Chloey and her parents, Kyle and Sri, took their claim of bullying to the school, but said they were told that without proof, nothing could be done. So Kyle, who'd done martial arts as a kid, suggested Chloey try jiu jitsu.
It’s not that he wanted his daughter to learn to beat up other kids. The best fights, he said, are the ones you don’t get into. But he wanted to give his daughter confidence.
“I didn’t want her to walk around scared,” Mr. Sniecinski said.
Four years later, Chloey is at the gym six days a week, three hours a day, most times not leaving until 10 p.m. She’s competed in nearly 100 tournaments, her dad said.
She credits her success and passion to instructor Chris Blanke, a jiu jitsu black-belt champion. His Toledo Jiu Jitsu Center, 5222 Tractor Road, is Chloey’s home away from home, and her fellow classmates are her second family.
People who take jiu jitsu seriously are a tight knit group, Mr. Blanke said, because they all have the same goal: try to choke you. It’s a respect of shared purpose and drive.
“Everybody is equal and they have respect for people who train and compete,” he said.
Chloey’s still young and has plenty of work she needs to do. But she’s got the drive, and the potential.
Perrysburg Superintendent Tom Hosler said he wasn’t aware of Chloey’s situation, but said the report of bullying was concerning. He said he reached out to the family Friday to see if he could learn more about what Chloey went through.
“It certainly bothers us to hear that,” he said.
The district does bullying training for staff and students, has shown documentaries about the impacts of bullying, and held an anti-bullying summit. But that doesn't mean bullying doesn’t happen or the district can’t do more. Mr. Hosler said he was happy to know Chloey had found ways to develop a sense of self-worth and not let the bullying defeat her.
And despite whatever championships she may win or accolades she might receive, that may be even more important.
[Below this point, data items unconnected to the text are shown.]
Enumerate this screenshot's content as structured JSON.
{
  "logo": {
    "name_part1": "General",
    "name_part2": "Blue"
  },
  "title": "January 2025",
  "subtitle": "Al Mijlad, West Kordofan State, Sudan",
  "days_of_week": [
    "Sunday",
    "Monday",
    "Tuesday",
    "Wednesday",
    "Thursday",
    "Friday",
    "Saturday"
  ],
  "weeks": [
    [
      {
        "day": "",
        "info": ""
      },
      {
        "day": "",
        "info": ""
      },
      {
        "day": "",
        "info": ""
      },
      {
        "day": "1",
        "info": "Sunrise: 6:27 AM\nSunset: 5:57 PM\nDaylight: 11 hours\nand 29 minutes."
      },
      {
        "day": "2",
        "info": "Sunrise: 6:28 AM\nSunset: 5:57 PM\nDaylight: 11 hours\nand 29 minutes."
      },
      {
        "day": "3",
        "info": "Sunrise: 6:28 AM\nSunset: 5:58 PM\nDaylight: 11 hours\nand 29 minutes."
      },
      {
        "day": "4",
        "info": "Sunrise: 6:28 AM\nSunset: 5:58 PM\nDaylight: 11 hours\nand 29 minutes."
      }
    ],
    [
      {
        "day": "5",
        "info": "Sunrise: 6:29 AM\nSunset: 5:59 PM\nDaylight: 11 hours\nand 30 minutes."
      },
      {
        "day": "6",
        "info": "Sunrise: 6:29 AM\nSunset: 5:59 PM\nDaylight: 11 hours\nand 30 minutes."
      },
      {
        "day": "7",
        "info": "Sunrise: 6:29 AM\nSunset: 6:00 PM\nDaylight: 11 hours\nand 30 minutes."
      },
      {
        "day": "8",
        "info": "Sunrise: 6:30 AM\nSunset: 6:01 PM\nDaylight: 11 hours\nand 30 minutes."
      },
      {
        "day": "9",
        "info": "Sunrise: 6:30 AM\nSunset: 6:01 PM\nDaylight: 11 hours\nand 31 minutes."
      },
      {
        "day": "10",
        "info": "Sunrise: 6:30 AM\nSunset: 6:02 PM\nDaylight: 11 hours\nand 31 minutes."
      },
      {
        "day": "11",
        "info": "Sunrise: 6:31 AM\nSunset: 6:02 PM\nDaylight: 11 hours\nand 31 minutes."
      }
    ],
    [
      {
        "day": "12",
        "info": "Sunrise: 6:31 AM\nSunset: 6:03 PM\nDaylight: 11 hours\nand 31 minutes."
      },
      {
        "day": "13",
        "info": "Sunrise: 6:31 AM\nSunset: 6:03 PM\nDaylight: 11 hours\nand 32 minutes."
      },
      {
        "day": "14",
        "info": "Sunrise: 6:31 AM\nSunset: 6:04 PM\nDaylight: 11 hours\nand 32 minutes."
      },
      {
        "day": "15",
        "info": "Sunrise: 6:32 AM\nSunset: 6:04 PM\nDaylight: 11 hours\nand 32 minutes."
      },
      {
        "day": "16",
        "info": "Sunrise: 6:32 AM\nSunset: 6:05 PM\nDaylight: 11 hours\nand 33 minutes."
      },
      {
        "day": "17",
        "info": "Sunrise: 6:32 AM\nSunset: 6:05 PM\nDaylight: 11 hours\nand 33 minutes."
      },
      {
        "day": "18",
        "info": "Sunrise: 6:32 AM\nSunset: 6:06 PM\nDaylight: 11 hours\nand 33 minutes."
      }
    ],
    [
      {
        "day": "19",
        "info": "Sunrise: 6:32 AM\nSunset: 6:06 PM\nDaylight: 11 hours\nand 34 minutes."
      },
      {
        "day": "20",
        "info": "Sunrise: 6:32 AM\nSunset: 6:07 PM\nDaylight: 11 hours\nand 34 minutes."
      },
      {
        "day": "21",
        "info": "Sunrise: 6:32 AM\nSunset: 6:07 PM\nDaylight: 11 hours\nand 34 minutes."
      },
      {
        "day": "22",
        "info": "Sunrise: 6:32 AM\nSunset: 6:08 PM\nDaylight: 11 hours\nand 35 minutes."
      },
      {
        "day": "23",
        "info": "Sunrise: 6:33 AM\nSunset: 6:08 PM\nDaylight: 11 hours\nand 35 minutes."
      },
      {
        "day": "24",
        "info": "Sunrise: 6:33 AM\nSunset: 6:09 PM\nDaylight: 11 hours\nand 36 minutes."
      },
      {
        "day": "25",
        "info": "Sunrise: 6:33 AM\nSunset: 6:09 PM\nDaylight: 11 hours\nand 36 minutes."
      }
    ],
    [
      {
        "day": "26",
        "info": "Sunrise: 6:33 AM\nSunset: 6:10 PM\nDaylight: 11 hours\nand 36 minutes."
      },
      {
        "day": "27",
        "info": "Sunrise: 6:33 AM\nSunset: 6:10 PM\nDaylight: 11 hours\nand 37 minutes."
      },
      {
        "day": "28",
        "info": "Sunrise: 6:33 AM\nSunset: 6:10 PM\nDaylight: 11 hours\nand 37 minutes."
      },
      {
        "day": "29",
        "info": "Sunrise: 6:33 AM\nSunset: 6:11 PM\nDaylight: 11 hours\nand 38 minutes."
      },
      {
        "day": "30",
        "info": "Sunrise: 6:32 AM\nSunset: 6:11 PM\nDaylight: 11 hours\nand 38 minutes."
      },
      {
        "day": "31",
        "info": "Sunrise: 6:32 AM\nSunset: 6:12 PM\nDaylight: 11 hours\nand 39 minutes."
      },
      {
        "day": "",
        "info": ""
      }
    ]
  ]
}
Though not boastful, Chloey has found self respect by finding a passion and pursuit she’s good at outside of school. She knows who she is and what she wants.
But while she wants to win championships and travel the world, she doesn’t plan on being a star. Instead, she wants to open her own gym, and teach girls like her how to defend themselves, how to build self confidence, how to find their place — and dismiss the bullies.